Summary:

By Mark Sweney: AOL (NYSE: AOL) has moved to shut down many of its European offices after failing to reach a target of cutting one third of…

Aol Goldfish

By Mark Sweney: AOL (NYSE: AOL) has moved to shut down many of its European offices after failing to reach a target of cutting one third of its worldwide workforce through voluntary redundancy.

The UK operation would see a “significant reduction” in staff numbers, the company said. It announced plans in November to cut 2,500 jobs across the world, with the aim of saving $300 million a year, and about 1,100 employees have taken voluntary redundancy. More than 1,000 further job cuts are therefore expected across the US and Europe.

We will be significantly reducing our UK staff, but will continue to have a robust advertising operation as well as a consumer offering,” an AOL spokesman said in a statement.

Ireland will remain a core technology development centre for the company. Both the UK and Ireland were part of the voluntary separation programme we ran late last year. Regarding Bebo, it continues to be part of AOL Ventures.”

AOL UK would not give a total employee count or the number it expects to cut.

The company said that meetings were held across its European operation yesterday about cutbacks and the closure of “many” offices, starting with those in Spain and Sweden. Four German offices will close, in Hamburg, Dusseldorf, Frankfurt and Munich. In France the company has considered a number of options and intends to consult on closing its Paris office.

The AOL spokesman stressed that successful operations, such as the advertising business AdTech, would continue to have offices in Europe.
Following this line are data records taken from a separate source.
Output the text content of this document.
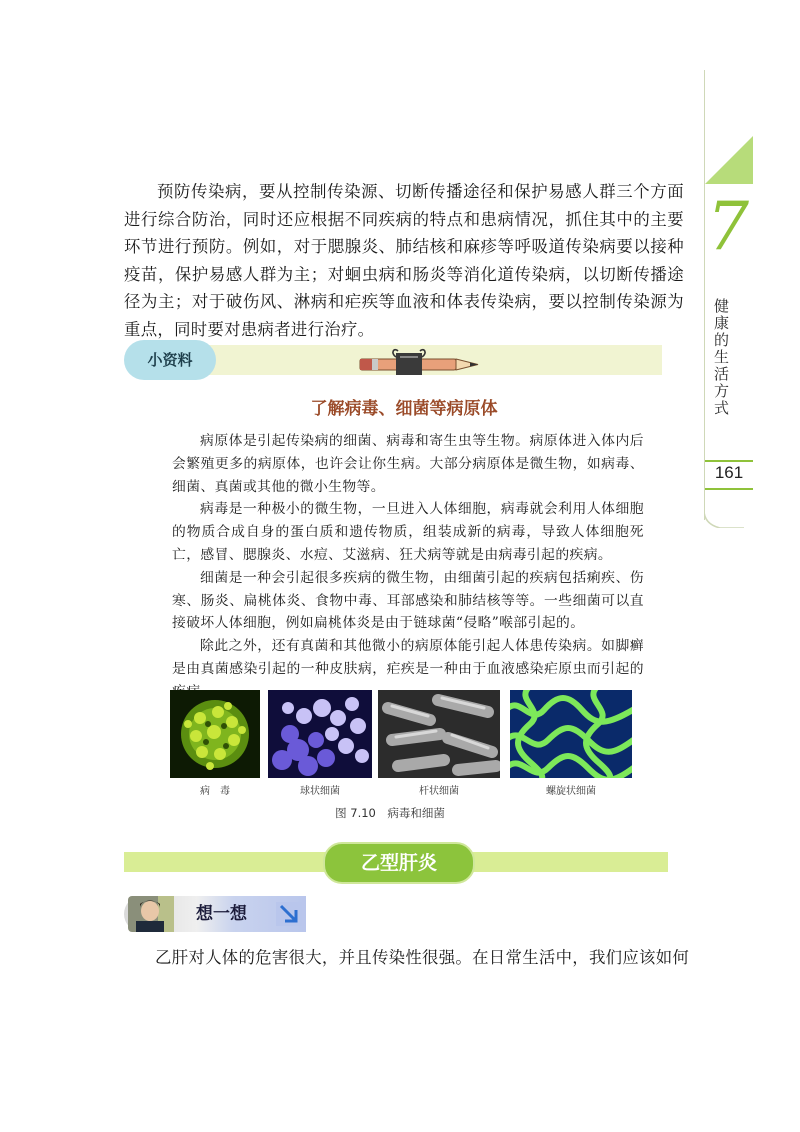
7
健康的生活方式
161
预防传染病，要从控制传染源、切断传播途径和保护易感人群三个方面进行综合防治，同时还应根据不同疾病的特点和患病情况，抓住其中的主要环节进行预防。例如，对于腮腺炎、肺结核和麻疹等呼吸道传染病要以接种疫苗，保护易感人群为主；对蛔虫病和肠炎等消化道传染病，以切断传播途径为主；对于破伤风、淋病和疟疾等血液和体表传染病，要以控制传染源为重点，同时要对患病者进行治疗。
小资料
了解病毒、细菌等病原体

病原体是引起传染病的细菌、病毒和寄生虫等生物。病原体进入体内后会繁殖更多的病原体，也许会让你生病。大部分病原体是微生物，如病毒、细菌、真菌或其他的微小生物等。

病毒是一种极小的微生物，一旦进入人体细胞，病毒就会利用人体细胞的物质合成自身的蛋白质和遗传物质，组装成新的病毒，导致人体细胞死亡，感冒、腮腺炎、水痘、艾滋病、狂犬病等就是由病毒引起的疾病。

细菌是一种会引起很多疾病的微生物，由细菌引起的疾病包括痢疾、伤寒、肠炎、扁桃体炎、食物中毒、耳部感染和肺结核等等。一些细菌可以直接破坏人体细胞，例如扁桃体炎是由于链球菌“侵略”喉部引起的。

除此之外，还有真菌和其他微小的病原体能引起人体患传染病。如脚癣是由真菌感染引起的一种皮肤病，疟疾是一种由于血液感染疟原虫而引起的

病　毒	球状细菌	杆状细菌	螺旋状细菌
图 7.10　病毒和细菌
乙型肝炎
想一想
乙肝对人体的危害很大，并且传染性很强。在日常生活中，我们应该如何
In the USA the company said that it will ” begin notifying a limited number of individuals impacted by the involuntary layoff… with the majority of notifications taking place in the USA on January 13.

“For many of the employees impacted in the USA Wednesday will be their last day in the office,” the company said.

AOL also said that it was closing its Seattle office, home of some of its mobile operations, with the mobile division to be centralised in California.

AOl has said that the restructuring programme will see it take a $200 million charge this year.

“We have looked at every aspect of this business,” said a spokesman for AOL. “We evaluated our competitive position and product portfolio in every market, and we asked the hard questions about areas that were no longer core to the strategy and our profit profiles in the businesses and countries where we operate.”

The company had approximately 6,900 employees before the restructuring, of whom about 4,500 were in the US. AOL was spun off from its former parent group, Time Warner (NYSE: TWX), in December.